1. Some people need to be deleted from your messenger account.

I don’t know about you, but in the first few days of the lockdown, I was bombarded by “funny memes”, conspiracy YouTube videos and “send this hug to your friends” messages. No I don’t. My account is where all that stuff comes to die


2. Zoom meetings are unintentionally hysterical.

There is an old saying in media that everyone gains 10 kilos in weight and loses 10 points of IQ when they go on TV. I’ve discovered the same applies to zoom meetings. Due to the camera angles I must have looked up more nostrils than an eye nose and throat specialist. If you have all the windows open, then watching the others in the meeting gurn, scratch, fidget and drink is entertainment value in itself.
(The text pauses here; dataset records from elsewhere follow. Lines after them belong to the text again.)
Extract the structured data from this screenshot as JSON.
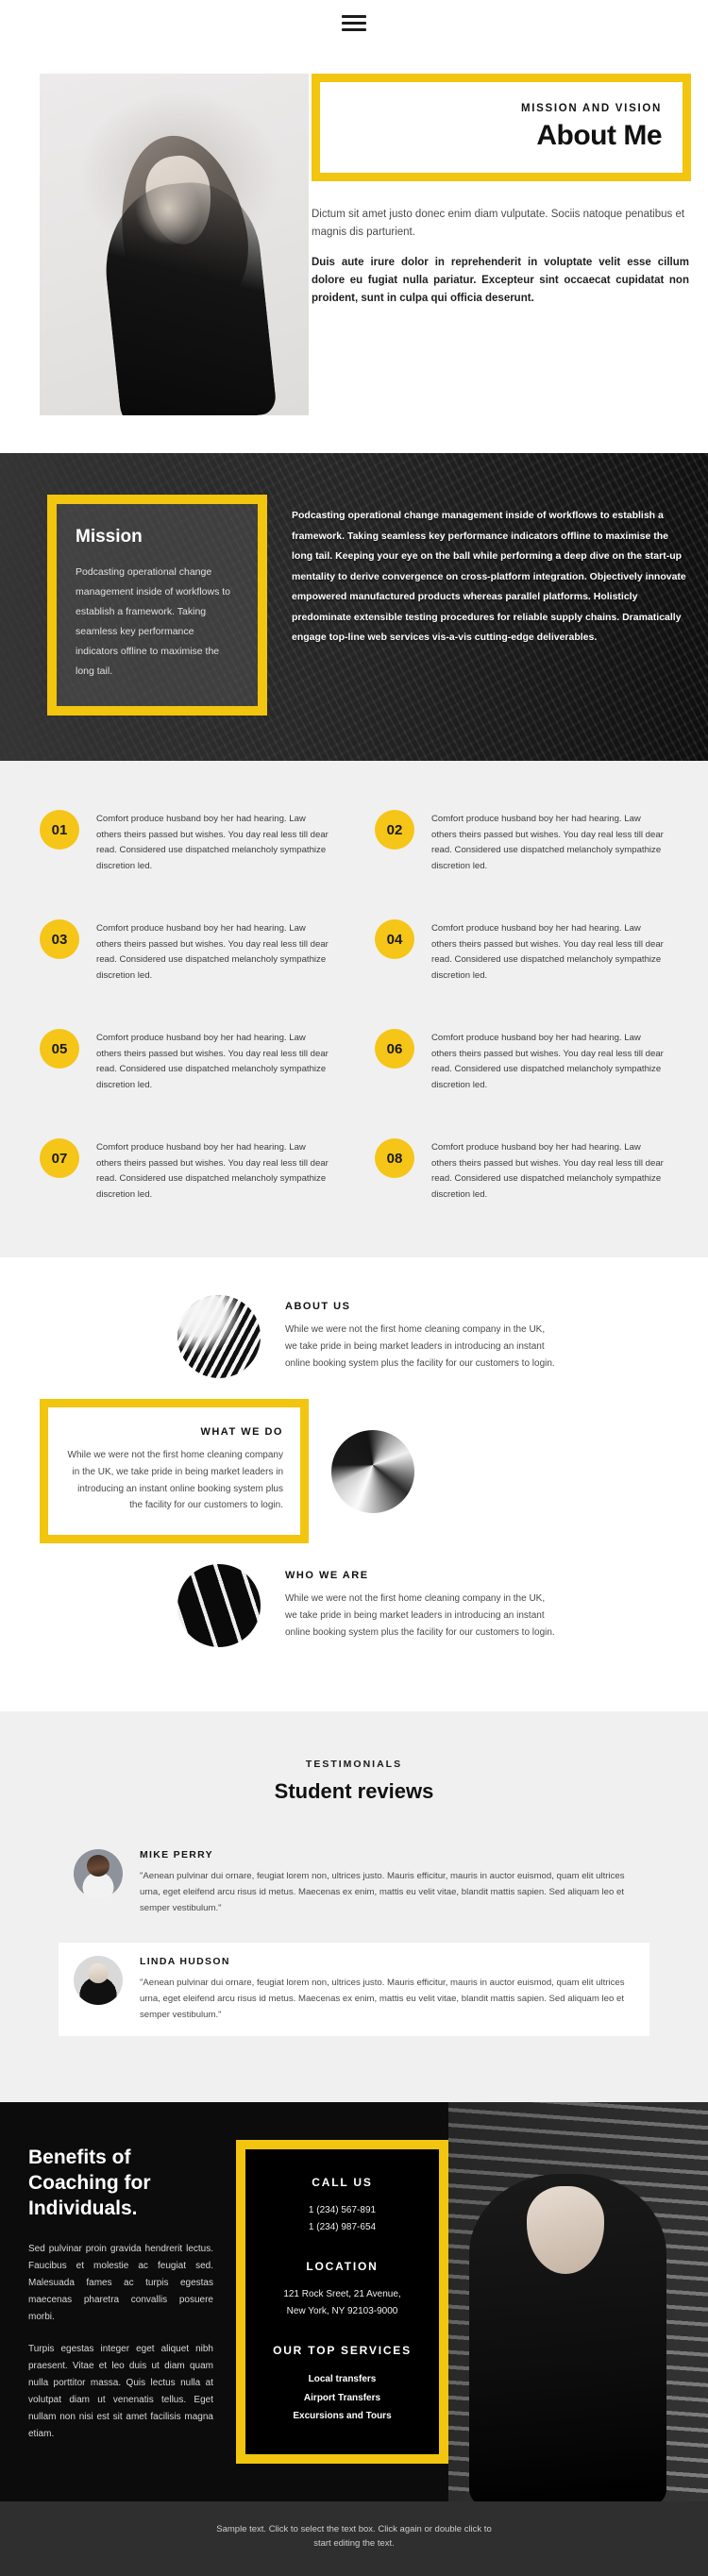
{
  "header": {
    "menu_icon": "hamburger-menu-icon"
  },
  "hero": {
    "eyebrow": "MISSION AND VISION",
    "title": "About Me",
    "paragraph_light": "Dictum sit amet justo donec enim diam vulputate. Sociis natoque penatibus et magnis dis parturient.",
    "paragraph_bold": "Duis aute irure dolor in reprehenderit in voluptate velit esse cillum dolore eu fugiat nulla pariatur. Excepteur sint occaecat cupidatat non proident, sunt in culpa qui officia deserunt."
  },
  "mission": {
    "card_title": "Mission",
    "card_text": "Podcasting operational change management inside of workflows to establish a framework. Taking seamless key performance indicators offline to maximise the long tail.",
    "body_text": "Podcasting operational change management inside of workflows to establish a framework. Taking seamless key performance indicators offline to maximise the long tail. Keeping your eye on the ball while performing a deep dive on the start-up mentality to derive convergence on cross-platform integration. Objectively innovate empowered manufactured products whereas parallel platforms. Holisticly predominate extensible testing procedures for reliable supply chains. Dramatically engage top-line web services vis-a-vis cutting-edge deliverables."
  },
  "features": [
    {
      "num": "01",
      "text": "Comfort produce husband boy her had hearing. Law others theirs passed but wishes. You day real less till dear read. Considered use dispatched melancholy sympathize discretion led."
    },
    {
      "num": "02",
      "text": "Comfort produce husband boy her had hearing. Law others theirs passed but wishes. You day real less till dear read. Considered use dispatched melancholy sympathize discretion led."
    },
    {
      "num": "03",
      "text": "Comfort produce husband boy her had hearing. Law others theirs passed but wishes. You day real less till dear read. Considered use dispatched melancholy sympathize discretion led."
    },
    {
      "num": "04",
      "text": "Comfort produce husband boy her had hearing. Law others theirs passed but wishes. You day real less till dear read. Considered use dispatched melancholy sympathize discretion led."
    },
    {
      "num": "05",
      "text": "Comfort produce husband boy her had hearing. Law others theirs passed but wishes. You day real less till dear read. Considered use dispatched melancholy sympathize discretion led."
    },
    {
      "num": "06",
      "text": "Comfort produce husband boy her had hearing. Law others theirs passed but wishes. You day real less till dear read. Considered use dispatched melancholy sympathize discretion led."
    },
    {
      "num": "07",
      "text": "Comfort produce husband boy her had hearing. Law others theirs passed but wishes. You day real less till dear read. Considered use dispatched melancholy sympathize discretion led."
    },
    {
      "num": "08",
      "text": "Comfort produce husband boy her had hearing. Law others theirs passed but wishes. You day real less till dear read. Considered use dispatched melancholy sympathize discretion led."
    }
  ],
  "blocks": [
    {
      "title": "ABOUT US",
      "text": "While we were not the first home cleaning company in the UK, we take pride in being market leaders in introducing an instant online booking system plus the facility for our customers to login.",
      "image": "gears-photo"
    },
    {
      "title": "WHAT WE DO",
      "text": "While we were not the first home cleaning company in the UK, we take pride in being market leaders in introducing an instant online booking system plus the facility for our customers to login.",
      "image": "road-photo"
    },
    {
      "title": "WHO WE ARE",
      "text": "While we were not the first home cleaning company in the UK, we take pride in being market leaders in introducing an instant online booking system plus the facility for our customers to login.",
      "image": "architecture-photo"
    }
  ],
  "testimonials": {
    "eyebrow": "TESTIMONIALS",
    "title": "Student reviews",
    "reviews": [
      {
        "name": "MIKE PERRY",
        "quote": "\"Aenean pulvinar dui ornare, feugiat lorem non, ultrices justo. Mauris efficitur, mauris in auctor euismod, quam elit ultrices urna, eget eleifend arcu risus id metus. Maecenas ex enim, mattis eu velit vitae, blandit mattis sapien. Sed aliquam leo et semper vestibulum.\""
      },
      {
        "name": "LINDA HUDSON",
        "quote": "\"Aenean pulvinar dui ornare, feugiat lorem non, ultrices justo. Mauris efficitur, mauris in auctor euismod, quam elit ultrices urna, eget eleifend arcu risus id metus. Maecenas ex enim, mattis eu velit vitae, blandit mattis sapien. Sed aliquam leo et semper vestibulum.\""
      }
    ]
  },
  "footer": {
    "title": "Benefits of Coaching for Individuals.",
    "paragraph1": "Sed pulvinar proin gravida hendrerit lectus. Faucibus et molestie ac feugiat sed. Malesuada fames ac turpis egestas maecenas pharetra convallis posuere morbi.",
    "paragraph2": "Turpis egestas integer eget aliquet nibh praesent. Vitae et leo duis ut diam quam nulla porttitor massa. Quis lectus nulla at volutpat diam ut venenatis tellus. Eget nullam non nisi est sit amet facilisis magna etiam.",
    "call_us_heading": "CALL US",
    "phone1": "1 (234) 567-891",
    "phone2": "1 (234) 987-654",
    "location_heading": "LOCATION",
    "address1": "121 Rock Sreet, 21 Avenue,",
    "address2": "New York, NY 92103-9000",
    "services_heading": "OUR TOP SERVICES",
    "services": [
      "Local transfers",
      "Airport Transfers",
      "Excursions and Tours"
    ],
    "note": "Sample text. Click to select the text box. Click again or double click to start editing the text."
  },
  "colors": {
    "accent": "#f2c50e",
    "accent_circle": "#f5c518",
    "dark": "#0c0c0c",
    "light_grey": "#f0f0f0"
  }
}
Being the Greek god I am, of course, I keep my camera off…


3. Driving standards haven’t improved.

You might think that with the roads virtually empty driving would be easier. No such luck. I’ve been tailgated by Moroccan plated container trucks at 80mph inches from my rear bumper, had to brake sharply to avoid other motorists careering onto roundabouts while they fiddle with their face masks and even experienced a full on road rage swearing attack from a British motorist. No change there then.


4. I expected to be better dressed for the apocalypse.

I was secretly hoping that I would look like Tom Hardy in Mad Max:Fury Road, but I find myself shuffling around in a dressing gown and slippers with an uncanny resemblance to The Big Lebowski.


5. I’m irresistible.

I kid you not. Since all this began, I have a hit rate of one a week, Unfortunately it only applies to getting pulled at Guardia Civil or Policia Nacional roadblocks, but it’s a start!